Speaking of GPUs, during this presentation, Koduri held up a four-tile Xe Graphics HP GPU, which is on the roadmap for the company’s upcoming GPU architecture. Koduri and other Intel officials this year have been talking about the Xe HP Graphics offerings, showing a lineup of chips with one, two and four tiles that will span from entry-level systems to the datacenter. Among the features of “petaflops-scale” Xe HP are Foveros die stacking.

All of this is to eventually be able to create massive general-purpose systems that can scale to a million cores and that not only can host thousands and millions of users at the same time but also is affordable and accessible to everyone, according to Koduri.
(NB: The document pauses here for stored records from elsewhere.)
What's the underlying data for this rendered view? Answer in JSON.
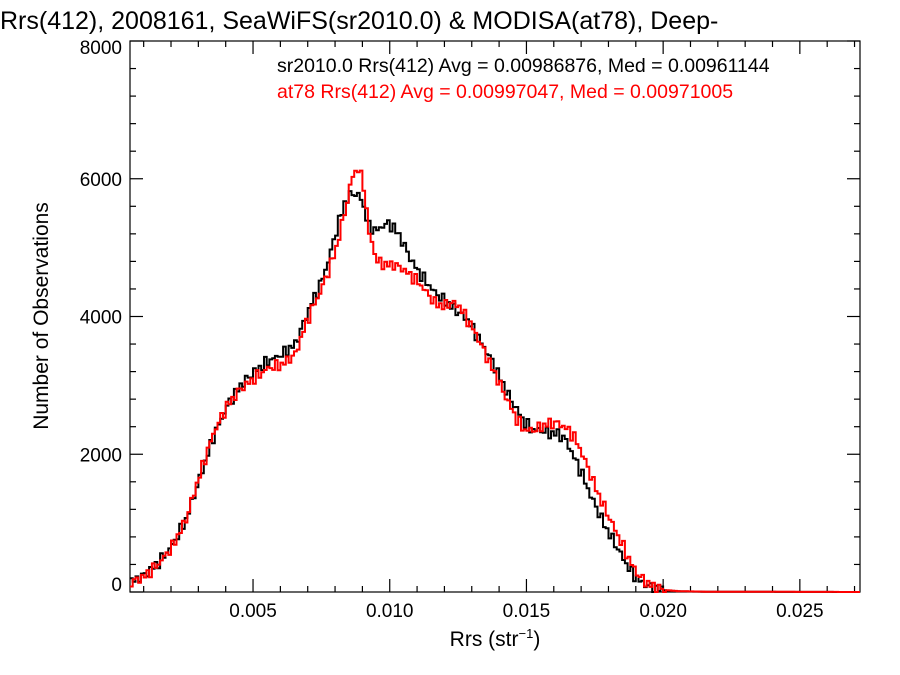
{
  "chart_data": {
    "type": "line",
    "title": "Rrs(412), 2008161, SeaWiFS(sr2010.0) & MODISA(at78), Deep-",
    "xlabel": "Rrs (str",
    "xlabel_sup": "−1",
    "xlabel_close": ")",
    "ylabel": "Number of Observations",
    "xlim": [
      0.0005,
      0.0272
    ],
    "ylim": [
      0,
      8000
    ],
    "x_ticks": [
      {
        "value": 0.005,
        "label": "0.005"
      },
      {
        "value": 0.01,
        "label": "0.010"
      },
      {
        "value": 0.015,
        "label": "0.015"
      },
      {
        "value": 0.02,
        "label": "0.020"
      },
      {
        "value": 0.025,
        "label": "0.025"
      }
    ],
    "y_ticks": [
      {
        "value": 0,
        "label": "0"
      },
      {
        "value": 2000,
        "label": "2000"
      },
      {
        "value": 4000,
        "label": "4000"
      },
      {
        "value": 6000,
        "label": "6000"
      },
      {
        "value": 8000,
        "label": "8000"
      }
    ],
    "grid": false,
    "legend_position": "top-right",
    "series": [
      {
        "name": "sr2010.0",
        "legend_text": "sr2010.0 Rrs(412) Avg = 0.00986876, Med = 0.00961144",
        "color": "#000000",
        "points": [
          [
            0.0005,
            150
          ],
          [
            0.001,
            250
          ],
          [
            0.0015,
            430
          ],
          [
            0.002,
            680
          ],
          [
            0.0025,
            1050
          ],
          [
            0.003,
            1650
          ],
          [
            0.0035,
            2250
          ],
          [
            0.004,
            2700
          ],
          [
            0.0045,
            3000
          ],
          [
            0.005,
            3200
          ],
          [
            0.0055,
            3350
          ],
          [
            0.006,
            3450
          ],
          [
            0.0065,
            3600
          ],
          [
            0.0068,
            3900
          ],
          [
            0.0071,
            4200
          ],
          [
            0.0074,
            4450
          ],
          [
            0.0077,
            4800
          ],
          [
            0.008,
            5250
          ],
          [
            0.0083,
            5650
          ],
          [
            0.0086,
            5800
          ],
          [
            0.0089,
            5720
          ],
          [
            0.0092,
            5300
          ],
          [
            0.0095,
            5250
          ],
          [
            0.0098,
            5350
          ],
          [
            0.0101,
            5300
          ],
          [
            0.0104,
            5100
          ],
          [
            0.0107,
            4850
          ],
          [
            0.011,
            4650
          ],
          [
            0.0113,
            4500
          ],
          [
            0.0116,
            4350
          ],
          [
            0.0119,
            4250
          ],
          [
            0.0122,
            4150
          ],
          [
            0.0125,
            4050
          ],
          [
            0.0128,
            3950
          ],
          [
            0.0131,
            3750
          ],
          [
            0.0134,
            3550
          ],
          [
            0.0137,
            3350
          ],
          [
            0.014,
            3100
          ],
          [
            0.0143,
            2850
          ],
          [
            0.0146,
            2650
          ],
          [
            0.0149,
            2450
          ],
          [
            0.0152,
            2350
          ],
          [
            0.0155,
            2350
          ],
          [
            0.0158,
            2300
          ],
          [
            0.0161,
            2300
          ],
          [
            0.0164,
            2200
          ],
          [
            0.0167,
            1950
          ],
          [
            0.017,
            1700
          ],
          [
            0.0173,
            1400
          ],
          [
            0.0176,
            1150
          ],
          [
            0.0179,
            900
          ],
          [
            0.0182,
            700
          ],
          [
            0.0185,
            480
          ],
          [
            0.0188,
            280
          ],
          [
            0.0191,
            160
          ],
          [
            0.0194,
            90
          ],
          [
            0.0197,
            45
          ],
          [
            0.02,
            25
          ],
          [
            0.0205,
            10
          ],
          [
            0.0215,
            4
          ],
          [
            0.0272,
            0
          ]
        ]
      },
      {
        "name": "at78",
        "legend_text": "at78 Rrs(412) Avg = 0.00997047, Med = 0.00971005",
        "color": "#ff0000",
        "points": [
          [
            0.0005,
            140
          ],
          [
            0.001,
            230
          ],
          [
            0.0015,
            410
          ],
          [
            0.002,
            660
          ],
          [
            0.0025,
            1050
          ],
          [
            0.003,
            1700
          ],
          [
            0.0035,
            2300
          ],
          [
            0.004,
            2700
          ],
          [
            0.0045,
            2950
          ],
          [
            0.005,
            3100
          ],
          [
            0.0055,
            3250
          ],
          [
            0.006,
            3300
          ],
          [
            0.0065,
            3450
          ],
          [
            0.0068,
            3800
          ],
          [
            0.0071,
            4100
          ],
          [
            0.0074,
            4350
          ],
          [
            0.0077,
            4650
          ],
          [
            0.008,
            5000
          ],
          [
            0.0083,
            5500
          ],
          [
            0.0086,
            6050
          ],
          [
            0.0088,
            6150
          ],
          [
            0.009,
            5900
          ],
          [
            0.0092,
            5200
          ],
          [
            0.0095,
            4800
          ],
          [
            0.0098,
            4750
          ],
          [
            0.0101,
            4750
          ],
          [
            0.0104,
            4700
          ],
          [
            0.0107,
            4600
          ],
          [
            0.011,
            4500
          ],
          [
            0.0113,
            4350
          ],
          [
            0.0116,
            4200
          ],
          [
            0.0119,
            4150
          ],
          [
            0.0122,
            4200
          ],
          [
            0.0125,
            4150
          ],
          [
            0.0128,
            3950
          ],
          [
            0.0131,
            3750
          ],
          [
            0.0134,
            3500
          ],
          [
            0.0137,
            3250
          ],
          [
            0.014,
            3000
          ],
          [
            0.0143,
            2750
          ],
          [
            0.0146,
            2500
          ],
          [
            0.0149,
            2350
          ],
          [
            0.0152,
            2350
          ],
          [
            0.0155,
            2400
          ],
          [
            0.0158,
            2450
          ],
          [
            0.0161,
            2450
          ],
          [
            0.0164,
            2380
          ],
          [
            0.0167,
            2250
          ],
          [
            0.017,
            2000
          ],
          [
            0.0173,
            1700
          ],
          [
            0.0176,
            1400
          ],
          [
            0.0179,
            1150
          ],
          [
            0.0182,
            900
          ],
          [
            0.0185,
            650
          ],
          [
            0.0188,
            400
          ],
          [
            0.0191,
            220
          ],
          [
            0.0194,
            120
          ],
          [
            0.0197,
            60
          ],
          [
            0.02,
            30
          ],
          [
            0.0205,
            12
          ],
          [
            0.0215,
            5
          ],
          [
            0.0272,
            0
          ]
        ]
      }
    ]
  }
}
The Contract Between Hardware And Software

The relationship between the hardware and software is at the core of driving computing, he said, noting that the PC era had X86 and Windows API, the mobile era has had iOS and Android, and the cloud has been defined by X86 chips and Linux software,  a relationship that has led to a 10 million-developer ecosystem.

“The impact of an architecture in the ecosystem hasn’t just been about the performance of the architecture or how elegant and flexible the ISA has been,” Koduri said. “The generality is also defined by the breadth and depth of the software stack available on an architecture. We have over 20 million developers in the x86 ecosystem and a rich, comprehensive software stack is built around it. The reach and richness of that ecosystem is what makes it general as well.”

Koduri said the question, in this new era of billions of intelligent devices, becomes what will the hardware-software contracts look like? “We’re likely to see an expansion of architectures — X86, Arm, RISC-V on the CPU front, GPUs, AI architectures. There’s compute in memory and in-memory compute and there is compute already inside the network, a very heterogeneous mix of architectures. There’s definitely huge performance gains to be had.”

It’s a heterogeneous world, but the challenge is that heterogeneity can compromise the generality that is important to the adoption of new architectures. Intel has been adding more heterogeneity to its products and has learned a lot about software through its ISA extension support in many layers of the software stack. In particular, Intel architects learned that productive abstractions that hide the heterogeneity through libraries and middleware are a way to make the system look more general to the software. It takes three to five years for ISA extensions to gain broad adoption, though it’s faster for performance-oriented verticals like HPC, gaming, and AI.

They key is to ensure that abstractions that are introduced are scalable across the entire network and that they are open and accessible to developers up and down the stack.

Looking Ahead To 2021

Thinking about the near term, Kudori pointed to the Xe HP GPU silicon as an example what can be done through a combination of hardware and software, delivering petaflops-scale performance at the edge.

“We can see a near-time horizon where we span the compute spectrum from a million neurons operating at milliwatts at the sensor level to exaflops consuming megawatts in the cloud. Through our oneAPI initiative we are making good progress on software productivity as well,” he said, referring to a program designed to deliver a set of tools to developers that gives them a unified programming model to make it easier to build workloads across diverse architectures. “It is quite feasible to widen this rate to over a billion neurons at the sensor level to a zettaflops in the cloud.”